Last night, I went to an open house at MICA run by the graphic and digital design group of their Continuing Studies program. I went mostly because Sean Carton was speaking, and he had invited me to come by.
Carton has started writing a weekly column for my day job. Considering he’s now Dean of Philadelphia U.’s School of Design and Media, it was kind of strange on the surface that MICA would ask him to come speak–it almost seemed like GM having Lee Iacocca come speak at a Chevy product launch.
But I was also there to network, and to find out about MICA’s graphic/digital design programs. Plus, it gave me a chance to check out the new Brown Center at MICA, the concrete and glass monster on Mount Royal that’s most famous here in Baltimore for catching a bullet shortly after it opened. And besides, I wanted to steal some ideas from Carton.
And here’s the idea I’m stealing today — to succeed with a product, in bits or atoms, you need to delight.
Here’s the context. After a whirlwind tour through the last 20 years of digital convergence and its impact on culture — and on the amount of available attention people have — Carton talked about how important design has become to the success of a product. Products (be they physical or information-based) succeed because of the total experience people have with them, and much of that experience is a result of design.
The Delight factor is what seperates the iPods, BMWs, Mini Coopers, Muvicos, Googles and such from the rest. People overlook the specs if something engages them in a way that goes beyond just the function of the product.
It’s a dangerous word, “delight.” When I hear managers talk about “delighting the customer”, it usually comes two seconds before they spew out the most idiotic drivel I’ve heard in that particular fiscal quarter.
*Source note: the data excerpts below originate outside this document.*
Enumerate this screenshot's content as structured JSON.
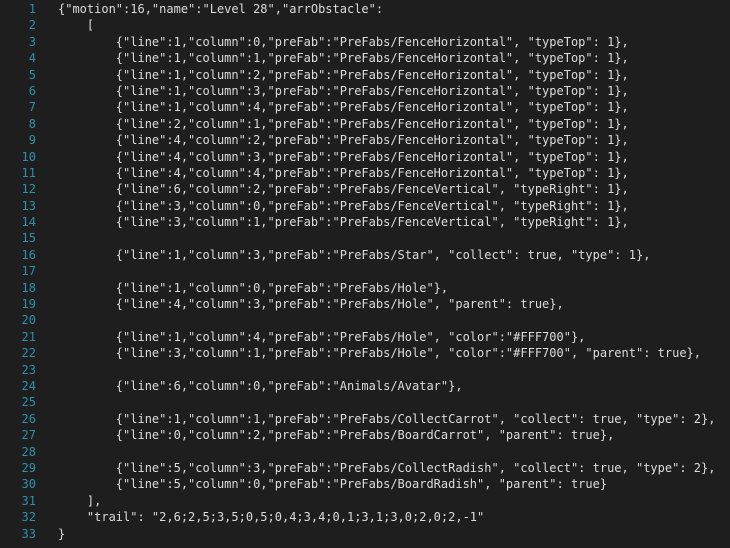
{
  "editor": {
    "lines": [
      {
        "num": "1",
        "text": "{\"motion\":16,\"name\":\"Level 28\",\"arrObstacle\":"
      },
      {
        "num": "2",
        "text": "    ["
      },
      {
        "num": "3",
        "text": "        {\"line\":1,\"column\":0,\"preFab\":\"PreFabs/FenceHorizontal\", \"typeTop\": 1},"
      },
      {
        "num": "4",
        "text": "        {\"line\":1,\"column\":1,\"preFab\":\"PreFabs/FenceHorizontal\", \"typeTop\": 1},"
      },
      {
        "num": "5",
        "text": "        {\"line\":1,\"column\":2,\"preFab\":\"PreFabs/FenceHorizontal\", \"typeTop\": 1},"
      },
      {
        "num": "6",
        "text": "        {\"line\":1,\"column\":3,\"preFab\":\"PreFabs/FenceHorizontal\", \"typeTop\": 1},"
      },
      {
        "num": "7",
        "text": "        {\"line\":1,\"column\":4,\"preFab\":\"PreFabs/FenceHorizontal\", \"typeTop\": 1},"
      },
      {
        "num": "8",
        "text": "        {\"line\":2,\"column\":1,\"preFab\":\"PreFabs/FenceHorizontal\", \"typeTop\": 1},"
      },
      {
        "num": "9",
        "text": "        {\"line\":4,\"column\":2,\"preFab\":\"PreFabs/FenceHorizontal\", \"typeTop\": 1},"
      },
      {
        "num": "10",
        "text": "        {\"line\":4,\"column\":3,\"preFab\":\"PreFabs/FenceHorizontal\", \"typeTop\": 1},"
      },
      {
        "num": "11",
        "text": "        {\"line\":4,\"column\":4,\"preFab\":\"PreFabs/FenceHorizontal\", \"typeTop\": 1},"
      },
      {
        "num": "12",
        "text": "        {\"line\":6,\"column\":2,\"preFab\":\"PreFabs/FenceVertical\", \"typeRight\": 1},"
      },
      {
        "num": "13",
        "text": "        {\"line\":3,\"column\":0,\"preFab\":\"PreFabs/FenceVertical\", \"typeRight\": 1},"
      },
      {
        "num": "14",
        "text": "        {\"line\":3,\"column\":1,\"preFab\":\"PreFabs/FenceVertical\", \"typeRight\": 1},"
      },
      {
        "num": "15",
        "text": ""
      },
      {
        "num": "16",
        "text": "        {\"line\":1,\"column\":3,\"preFab\":\"PreFabs/Star\", \"collect\": true, \"type\": 1},"
      },
      {
        "num": "17",
        "text": ""
      },
      {
        "num": "18",
        "text": "        {\"line\":1,\"column\":0,\"preFab\":\"PreFabs/Hole\"},"
      },
      {
        "num": "19",
        "text": "        {\"line\":4,\"column\":3,\"preFab\":\"PreFabs/Hole\", \"parent\": true},"
      },
      {
        "num": "20",
        "text": ""
      },
      {
        "num": "21",
        "text": "        {\"line\":1,\"column\":4,\"preFab\":\"PreFabs/Hole\", \"color\":\"#FFF700\"},"
      },
      {
        "num": "22",
        "text": "        {\"line\":3,\"column\":1,\"preFab\":\"PreFabs/Hole\", \"color\":\"#FFF700\", \"parent\": true},"
      },
      {
        "num": "23",
        "text": ""
      },
      {
        "num": "24",
        "text": "        {\"line\":6,\"column\":0,\"preFab\":\"Animals/Avatar\"},"
      },
      {
        "num": "25",
        "text": ""
      },
      {
        "num": "26",
        "text": "        {\"line\":1,\"column\":1,\"preFab\":\"PreFabs/CollectCarrot\", \"collect\": true, \"type\": 2},"
      },
      {
        "num": "27",
        "text": "        {\"line\":0,\"column\":2,\"preFab\":\"PreFabs/BoardCarrot\", \"parent\": true},"
      },
      {
        "num": "28",
        "text": ""
      },
      {
        "num": "29",
        "text": "        {\"line\":5,\"column\":3,\"preFab\":\"PreFabs/CollectRadish\", \"collect\": true, \"type\": 2},"
      },
      {
        "num": "30",
        "text": "        {\"line\":5,\"column\":0,\"preFab\":\"PreFabs/BoardRadish\", \"parent\": true}"
      },
      {
        "num": "31",
        "text": "    ],"
      },
      {
        "num": "32",
        "text": "    \"trail\": \"2,6;2,5;3,5;0,5;0,4;3,4;0,1;3,1;3,0;2,0;2,-1\""
      },
      {
        "num": "33",
        "text": "}"
      }
    ]
  },
  "colors": {
    "background": "#1e1e1e",
    "text": "#dcdcdc",
    "line_number": "#2b91af"
  }
}
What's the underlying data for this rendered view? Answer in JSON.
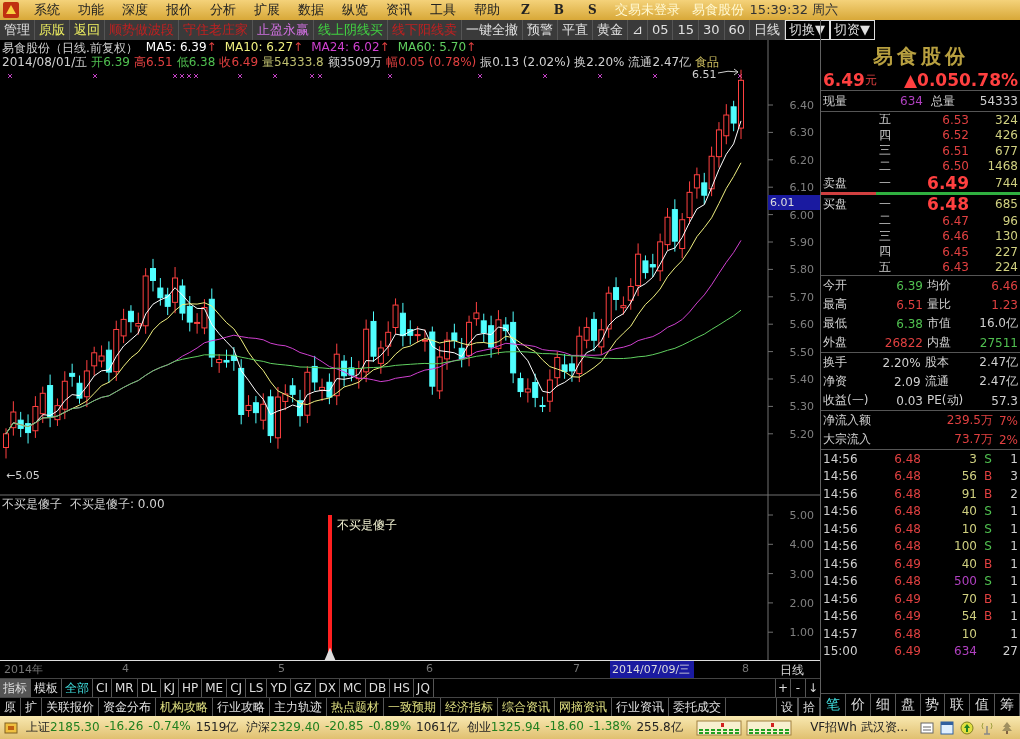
{
  "menu": {
    "items": [
      "系统",
      "功能",
      "深度",
      "报价",
      "分析",
      "扩展",
      "数据",
      "纵览",
      "资讯",
      "工具",
      "帮助"
    ],
    "trade_buttons": [
      "Z",
      "B",
      "S"
    ],
    "login_status": "交易未登录",
    "stock": "易食股份",
    "clock": "15:39:32 周六"
  },
  "toolbar": [
    {
      "label": "管理",
      "kind": "plain"
    },
    {
      "label": "原版",
      "kind": "option"
    },
    {
      "label": "返回",
      "kind": "option"
    },
    {
      "label": "顺势做波段",
      "kind": "sell"
    },
    {
      "label": "守住老庄家",
      "kind": "sell"
    },
    {
      "label": "止盈永赢",
      "kind": "profit"
    },
    {
      "label": "线上阴线买",
      "kind": "buy"
    },
    {
      "label": "线下阳线卖",
      "kind": "sell"
    },
    {
      "label": "一键全撤",
      "kind": "plain"
    },
    {
      "label": "预警",
      "kind": "plain"
    },
    {
      "label": "平直",
      "kind": "plain"
    },
    {
      "label": "黄金",
      "kind": "plain"
    },
    {
      "label": "⊿",
      "kind": "plain"
    },
    {
      "label": "05",
      "kind": "plain"
    },
    {
      "label": "15",
      "kind": "plain"
    },
    {
      "label": "30",
      "kind": "plain"
    },
    {
      "label": "60",
      "kind": "plain"
    },
    {
      "label": "日线",
      "kind": "plain"
    },
    {
      "label": "切换▼",
      "kind": "dropdown"
    },
    {
      "label": "切资▼",
      "kind": "dropdown"
    }
  ],
  "chart": {
    "title": "易食股份（日线.前复权）",
    "ma": [
      {
        "label": "MA5: 6.39",
        "arrow": "↑",
        "color": "#ffffff"
      },
      {
        "label": "MA10: 6.27",
        "arrow": "↑",
        "color": "#f0f080"
      },
      {
        "label": "MA24: 6.02",
        "arrow": "↑",
        "color": "#d040d0"
      },
      {
        "label": "MA60: 5.70",
        "arrow": "↑",
        "color": "#60d060"
      }
    ],
    "info": [
      {
        "text": "2014/08/01/五",
        "color": "#d0d0d0"
      },
      {
        "text": "开6.39",
        "color": "#50c050"
      },
      {
        "text": "高6.51",
        "color": "#e04040"
      },
      {
        "text": "低6.38",
        "color": "#50c050"
      },
      {
        "text": "收6.49",
        "color": "#e04040"
      },
      {
        "text": "量54333.8",
        "color": "#c0c070"
      },
      {
        "text": "额3509万",
        "color": "#d0d0d0"
      },
      {
        "text": "幅0.05 (0.78%)",
        "color": "#e04040"
      },
      {
        "text": "振0.13 (2.02%)",
        "color": "#d0d0d0"
      },
      {
        "text": "换2.20%",
        "color": "#d0d0d0"
      },
      {
        "text": "流通2.47亿",
        "color": "#d0d0d0"
      },
      {
        "text": "食品",
        "color": "#d0c060"
      }
    ],
    "high_label": "6.51",
    "low_label": "←5.05",
    "price_axis": [
      "6.40",
      "6.30",
      "6.20",
      "6.10",
      "6.00",
      "5.90",
      "5.80",
      "5.70",
      "5.60",
      "5.50",
      "5.40",
      "5.30",
      "5.20"
    ],
    "crosshair_price": "6.01",
    "indicator": {
      "name": "不买是傻子",
      "reading": "不买是傻子: 0.00",
      "signal_label": "不买是傻子",
      "axis": [
        "5.00",
        "4.00",
        "3.00",
        "2.00",
        "1.00"
      ]
    },
    "date_axis": [
      "2014年",
      "4",
      "5",
      "6",
      "7",
      "8"
    ],
    "crosshair_date": "2014/07/09/三",
    "period_label": "日线"
  },
  "indicator_tabs": [
    {
      "label": "指标",
      "selected": false
    },
    {
      "label": "模板",
      "selected": false
    },
    {
      "label": "全部",
      "selected": true
    },
    {
      "label": "CI",
      "selected": false
    },
    {
      "label": "MR",
      "selected": false
    },
    {
      "label": "DL",
      "selected": false
    },
    {
      "label": "KJ",
      "selected": false
    },
    {
      "label": "HP",
      "selected": false
    },
    {
      "label": "ME",
      "selected": false
    },
    {
      "label": "CJ",
      "selected": false
    },
    {
      "label": "LS",
      "selected": false
    },
    {
      "label": "YD",
      "selected": false
    },
    {
      "label": "GZ",
      "selected": false
    },
    {
      "label": "DX",
      "selected": false
    },
    {
      "label": "MC",
      "selected": false
    },
    {
      "label": "DB",
      "selected": false
    },
    {
      "label": "HS",
      "selected": false
    },
    {
      "label": "JQ",
      "selected": false
    }
  ],
  "zoom_buttons": [
    "+",
    "-",
    "↓"
  ],
  "info_tabs": [
    {
      "label": "原",
      "highlighted": false
    },
    {
      "label": "扩",
      "highlighted": false
    },
    {
      "label": "关联报价",
      "highlighted": false
    },
    {
      "label": "资金分布",
      "highlighted": false
    },
    {
      "label": "机构攻略",
      "highlighted": true
    },
    {
      "label": "行业攻略",
      "highlighted": false
    },
    {
      "label": "主力轨迹",
      "highlighted": false
    },
    {
      "label": "热点题材",
      "highlighted": true
    },
    {
      "label": "一致预期",
      "highlighted": true
    },
    {
      "label": "经济指标",
      "highlighted": true
    },
    {
      "label": "综合资讯",
      "highlighted": true
    },
    {
      "label": "网摘资讯",
      "highlighted": true
    },
    {
      "label": "行业资讯",
      "highlighted": false
    },
    {
      "label": "委托成交",
      "highlighted": false
    }
  ],
  "side_buttons": [
    "设",
    "拾"
  ],
  "quote": {
    "name": "易食股份",
    "price": "6.49",
    "unit": "元",
    "change": "▲0.05",
    "pct": "0.78%",
    "volume_label": "现量",
    "volume": "634",
    "total_label": "总量",
    "total": "54333",
    "sell_label": "卖盘",
    "buy_label": "买盘",
    "asks": [
      {
        "level": "五",
        "price": "6.53",
        "qty": "324"
      },
      {
        "level": "四",
        "price": "6.52",
        "qty": "426"
      },
      {
        "level": "三",
        "price": "6.51",
        "qty": "677"
      },
      {
        "level": "二",
        "price": "6.50",
        "qty": "1468"
      },
      {
        "level": "一",
        "price": "6.49",
        "qty": "744"
      }
    ],
    "bids": [
      {
        "level": "一",
        "price": "6.48",
        "qty": "685"
      },
      {
        "level": "二",
        "price": "6.47",
        "qty": "96"
      },
      {
        "level": "三",
        "price": "6.46",
        "qty": "130"
      },
      {
        "level": "四",
        "price": "6.45",
        "qty": "227"
      },
      {
        "level": "五",
        "price": "6.43",
        "qty": "224"
      }
    ],
    "stats": [
      [
        {
          "label": "今开",
          "value": "6.39",
          "color": "#50c050"
        },
        {
          "label": "均价",
          "value": "6.46",
          "color": "#e04040"
        }
      ],
      [
        {
          "label": "最高",
          "value": "6.51",
          "color": "#e04040"
        },
        {
          "label": "量比",
          "value": "1.23",
          "color": "#e04040"
        }
      ],
      [
        {
          "label": "最低",
          "value": "6.38",
          "color": "#50c050"
        },
        {
          "label": "市值",
          "value": "16.0亿",
          "color": "#d0d0d0"
        }
      ],
      [
        {
          "label": "外盘",
          "value": "26822",
          "color": "#e04040"
        },
        {
          "label": "内盘",
          "value": "27511",
          "color": "#50c050"
        }
      ]
    ],
    "stats2": [
      [
        {
          "label": "换手",
          "value": "2.20%"
        },
        {
          "label": "股本",
          "value": "2.47亿"
        }
      ],
      [
        {
          "label": "净资",
          "value": "2.09"
        },
        {
          "label": "流通",
          "value": "2.47亿"
        }
      ],
      [
        {
          "label": "收益(一)",
          "value": "0.03"
        },
        {
          "label": "PE(动)",
          "value": "57.3"
        }
      ]
    ],
    "flows": [
      {
        "label": "净流入额",
        "value": "239.5万",
        "pct": "7%"
      },
      {
        "label": "大宗流入",
        "value": "73.7万",
        "pct": "2%"
      }
    ]
  },
  "ticks": [
    {
      "time": "14:56",
      "price": "6.48",
      "volume": "3",
      "side": "S",
      "large": false,
      "count": "1"
    },
    {
      "time": "14:56",
      "price": "6.48",
      "volume": "56",
      "side": "B",
      "large": false,
      "count": "3"
    },
    {
      "time": "14:56",
      "price": "6.48",
      "volume": "91",
      "side": "B",
      "large": false,
      "count": "2"
    },
    {
      "time": "14:56",
      "price": "6.48",
      "volume": "40",
      "side": "S",
      "large": false,
      "count": "1"
    },
    {
      "time": "14:56",
      "price": "6.48",
      "volume": "10",
      "side": "S",
      "large": false,
      "count": "1"
    },
    {
      "time": "14:56",
      "price": "6.48",
      "volume": "100",
      "side": "S",
      "large": false,
      "count": "1"
    },
    {
      "time": "14:56",
      "price": "6.49",
      "volume": "40",
      "side": "B",
      "large": false,
      "count": "1"
    },
    {
      "time": "14:56",
      "price": "6.48",
      "volume": "500",
      "side": "S",
      "large": true,
      "count": "1"
    },
    {
      "time": "14:56",
      "price": "6.49",
      "volume": "70",
      "side": "B",
      "large": false,
      "count": "1"
    },
    {
      "time": "14:56",
      "price": "6.49",
      "volume": "54",
      "side": "B",
      "large": false,
      "count": "1"
    },
    {
      "time": "14:57",
      "price": "6.48",
      "volume": "10",
      "large": false,
      "count": "1"
    },
    {
      "time": "15:00",
      "price": "6.49",
      "volume": "634",
      "large": true,
      "count": "27"
    }
  ],
  "detail_tabs": [
    {
      "label": "笔",
      "selected": true
    },
    {
      "label": "价",
      "selected": false
    },
    {
      "label": "细",
      "selected": false
    },
    {
      "label": "盘",
      "selected": false
    },
    {
      "label": "势",
      "selected": false
    },
    {
      "label": "联",
      "selected": false
    },
    {
      "label": "值",
      "selected": false
    },
    {
      "label": "筹",
      "selected": false
    }
  ],
  "status_bar": {
    "indices": [
      {
        "name": "上证",
        "value": "2185.30",
        "change": "-16.26",
        "pct": "-0.74%",
        "amount": "1519亿"
      },
      {
        "name": "沪深",
        "value": "2329.40",
        "change": "-20.85",
        "pct": "-0.89%",
        "amount": "1061亿"
      },
      {
        "name": "创业",
        "value": "1325.94",
        "change": "-18.60",
        "pct": "-1.38%",
        "amount": "255.8亿"
      }
    ],
    "news": "VF招Wh 武汉资..."
  }
}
The word itself has lost most of its meaning in daily usage; people just don’t say, “Whoa, dude, this thing delights me.” Typically, it’s used in a sycophantic greeting (“Delighted to meet you!”) or ironically (“I’d be delighted to take that back to the kitchen for you, sir”).
I have a hard time working up to delight. Sure, I covet some of the things that hit the “delight” button hard, like the Mini Cooper, the latest PowerBooks, and so on. But creating a lasting sense of wonder about anything is pretty fucking hard to do. The butterfly on this blog’s header landed next to me on a broken asphalt parking lot…that delighted me, in that moment. Doing stuff with my kids delights me. It’s a real stretch to say that any brand of anything can come close to that level of emotional connection.
And really, that’s the challenge people trying to hack our emotional responses for a buck face these days. Everything has become experiential–everybody is trying to find some way to connect in a scripted, contrived way with the product-consuming public that you really have to do a good job of faking originality to get anyone interested anymore. Everything is derivative of derivative things. To “delight”, you basically have to:
- be original
- be “authentic”
- be inclusive
- not suck
Baltimore has plenty of places that pull that off for me. The fine folks at Atomic Books know how to pull off the experience for their market niche (Yo, Benn and Rachel! And congrats on the Emily Flake book making the Must List in Entertainment Weekly, by the by). The Karzai family has experience nailed at B and Tapas Teatro. WTMD has somehow managed to steal my iPod playlist and make it their programming.
The other key piece of what Sean Carton said is that eventually, the technology or medium used to deliver whatever connection you’re trying to make with people is irrelavant. It’s about making people feel like they belong within the world that the product/website/experience reflects. A cool, makes-you-want-to-come-back web site isn’t just about the graphics, the beveling, the font choices, or demonstrating mad CSS skillz–it’s dependent upon creating a connection with the audience. The content needs to speak to people at a whole level beyond just passing along information.
I look at the stuff my company does. Does it “delight”? I don’t think so. How do you “delight” IT people, corporate executives, etc. with a tech website? It’s hard enough to just suck less, let alone not suck.